Dans l’enseignement catholique, les directeurs d’établissements privés sous contrat sont placés sous l’autorité de l’organisme — tout à fait privé — de gestion des établissements catholiques (dans lequel siège souvent le représentant de l’évêque). Ils étaient matériellement en capacité de relever les notes attribuées par leurs enseignants pour le bac au contrôle continu en 2020. Difficile alors de ne pas considérer que ce sont eux les notateurs de dernier ressort.
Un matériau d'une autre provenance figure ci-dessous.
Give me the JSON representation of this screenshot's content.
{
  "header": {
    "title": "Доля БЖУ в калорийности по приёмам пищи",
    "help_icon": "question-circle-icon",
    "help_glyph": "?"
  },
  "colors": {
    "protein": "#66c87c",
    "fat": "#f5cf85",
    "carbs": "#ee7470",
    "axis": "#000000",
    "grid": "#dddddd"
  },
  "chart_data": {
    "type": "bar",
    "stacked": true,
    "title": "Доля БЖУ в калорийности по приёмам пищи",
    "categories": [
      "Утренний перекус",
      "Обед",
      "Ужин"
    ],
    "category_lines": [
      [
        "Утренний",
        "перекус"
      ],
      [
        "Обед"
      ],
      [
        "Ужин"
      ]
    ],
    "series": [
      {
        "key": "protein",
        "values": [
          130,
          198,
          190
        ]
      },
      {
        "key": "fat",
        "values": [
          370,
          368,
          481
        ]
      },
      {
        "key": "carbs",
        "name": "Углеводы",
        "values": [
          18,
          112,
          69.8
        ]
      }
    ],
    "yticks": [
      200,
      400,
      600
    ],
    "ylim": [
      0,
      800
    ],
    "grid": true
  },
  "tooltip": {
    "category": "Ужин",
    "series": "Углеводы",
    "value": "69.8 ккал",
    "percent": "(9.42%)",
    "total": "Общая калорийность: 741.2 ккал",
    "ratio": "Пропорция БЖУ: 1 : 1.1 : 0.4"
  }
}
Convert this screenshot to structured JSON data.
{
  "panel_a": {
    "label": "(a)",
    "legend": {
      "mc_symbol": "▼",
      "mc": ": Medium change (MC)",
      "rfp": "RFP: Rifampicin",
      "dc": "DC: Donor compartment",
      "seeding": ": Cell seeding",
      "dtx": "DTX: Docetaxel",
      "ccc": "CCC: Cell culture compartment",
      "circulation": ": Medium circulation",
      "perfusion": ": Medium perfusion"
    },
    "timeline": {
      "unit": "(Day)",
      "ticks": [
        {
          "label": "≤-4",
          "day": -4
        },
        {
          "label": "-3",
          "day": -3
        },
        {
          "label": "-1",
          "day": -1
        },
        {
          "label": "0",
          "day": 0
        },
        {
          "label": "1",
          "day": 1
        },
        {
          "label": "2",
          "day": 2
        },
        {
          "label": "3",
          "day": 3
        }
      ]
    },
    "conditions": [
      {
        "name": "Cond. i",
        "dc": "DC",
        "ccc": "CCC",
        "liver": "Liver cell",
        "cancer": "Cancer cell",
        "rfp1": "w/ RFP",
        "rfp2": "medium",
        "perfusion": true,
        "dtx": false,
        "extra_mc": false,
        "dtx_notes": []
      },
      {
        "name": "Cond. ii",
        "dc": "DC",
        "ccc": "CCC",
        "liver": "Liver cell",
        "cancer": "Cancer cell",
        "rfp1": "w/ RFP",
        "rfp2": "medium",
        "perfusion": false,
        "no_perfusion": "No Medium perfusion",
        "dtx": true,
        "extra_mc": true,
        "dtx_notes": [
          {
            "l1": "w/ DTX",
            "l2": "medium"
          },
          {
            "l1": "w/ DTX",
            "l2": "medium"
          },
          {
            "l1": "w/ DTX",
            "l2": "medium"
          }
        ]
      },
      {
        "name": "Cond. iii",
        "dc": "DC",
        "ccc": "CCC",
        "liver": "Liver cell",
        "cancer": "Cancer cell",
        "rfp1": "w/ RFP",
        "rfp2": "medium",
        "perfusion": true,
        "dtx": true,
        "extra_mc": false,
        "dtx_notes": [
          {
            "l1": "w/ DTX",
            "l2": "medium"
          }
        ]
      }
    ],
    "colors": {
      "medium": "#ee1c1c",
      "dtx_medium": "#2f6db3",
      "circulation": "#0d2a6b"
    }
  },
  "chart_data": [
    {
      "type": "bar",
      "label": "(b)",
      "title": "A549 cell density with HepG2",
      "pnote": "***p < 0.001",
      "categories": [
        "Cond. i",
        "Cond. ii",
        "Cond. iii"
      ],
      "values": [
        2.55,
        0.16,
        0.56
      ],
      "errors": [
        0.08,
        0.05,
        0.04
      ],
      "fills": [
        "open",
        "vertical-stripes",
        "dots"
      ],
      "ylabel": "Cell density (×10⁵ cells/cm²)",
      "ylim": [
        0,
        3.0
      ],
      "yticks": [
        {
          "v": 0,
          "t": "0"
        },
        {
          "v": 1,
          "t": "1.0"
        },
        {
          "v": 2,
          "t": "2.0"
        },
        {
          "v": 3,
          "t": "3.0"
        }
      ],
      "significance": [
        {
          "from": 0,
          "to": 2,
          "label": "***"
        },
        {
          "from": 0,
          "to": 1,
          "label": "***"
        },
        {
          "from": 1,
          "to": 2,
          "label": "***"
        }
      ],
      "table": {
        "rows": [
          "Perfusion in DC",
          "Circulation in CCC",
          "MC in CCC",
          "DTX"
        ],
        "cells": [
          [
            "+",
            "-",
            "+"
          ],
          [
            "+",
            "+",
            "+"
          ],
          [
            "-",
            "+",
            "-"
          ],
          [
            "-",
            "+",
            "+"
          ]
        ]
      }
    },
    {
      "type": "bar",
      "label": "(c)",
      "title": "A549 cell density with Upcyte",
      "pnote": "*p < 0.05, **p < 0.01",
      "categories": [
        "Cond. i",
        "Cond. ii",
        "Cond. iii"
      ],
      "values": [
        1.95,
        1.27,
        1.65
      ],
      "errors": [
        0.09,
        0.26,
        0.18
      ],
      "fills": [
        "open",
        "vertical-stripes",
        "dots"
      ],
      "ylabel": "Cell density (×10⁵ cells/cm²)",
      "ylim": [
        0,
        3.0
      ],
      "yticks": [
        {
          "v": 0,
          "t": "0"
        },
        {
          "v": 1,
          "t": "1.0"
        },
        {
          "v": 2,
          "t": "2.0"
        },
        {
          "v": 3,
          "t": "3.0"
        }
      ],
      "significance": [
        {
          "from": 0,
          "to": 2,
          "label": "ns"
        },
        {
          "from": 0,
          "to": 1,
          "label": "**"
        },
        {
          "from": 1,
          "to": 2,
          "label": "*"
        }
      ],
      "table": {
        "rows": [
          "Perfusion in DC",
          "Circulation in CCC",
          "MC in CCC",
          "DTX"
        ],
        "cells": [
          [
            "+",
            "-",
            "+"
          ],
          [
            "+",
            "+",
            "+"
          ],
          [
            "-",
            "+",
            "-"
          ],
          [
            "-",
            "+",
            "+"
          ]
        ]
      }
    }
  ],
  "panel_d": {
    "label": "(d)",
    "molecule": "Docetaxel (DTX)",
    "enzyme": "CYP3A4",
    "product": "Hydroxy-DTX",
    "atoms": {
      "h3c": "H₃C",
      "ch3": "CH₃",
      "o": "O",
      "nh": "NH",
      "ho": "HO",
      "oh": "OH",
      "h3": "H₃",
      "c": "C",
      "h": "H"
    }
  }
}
Mais il y a les inspecteurs, me direz-vous… Les enseignants de l’éducation nationale sont inspectés par l’éducation nationale, qui garantit ainsi leur aptitude à bien évaluer les élèves. Qui peut toutefois croire que cela constitue réellement une garantie lorsque l’on sait que ces enseignants sont inspectés moins de quatre fois dans leur carrière en moyenne ? A contrario, depuis la loi Gatel de 2018, les établissements privés hors contrat subissent contrôle sur contrôle, de façon inopinée la plupart du temps, et portant sur les diplômes et la moralité des enseignants autant que des directeurs ainsi que, bien entendu, sur la bonne acquisition des connaissances. À quoi bon monopoliser tant d’inspecteurs de l’éducation nationale pour inspecter autant les établissements hors contrat, si les contrôles qu’ils diligentent ne servent aucunement à en garantir le sérieux académique et la moralité ?

La motivation réelle pour imposer à ces milliers de jeunes de passer un bac plus difficile et plus dangereux en pleine pandémie reste bien énigmatique. Il semblerait si naturel de reproduire cette année la solution de bon sens retenue l’an dernier par Jean-Michel Blanquer, en permettant aux lycéens ayant un dossier de contrôle continu de présenter les épreuves de spécialité, voire tout le bac, en contrôle continu. Le Conseil d’État tranchera d’ici quelques jours.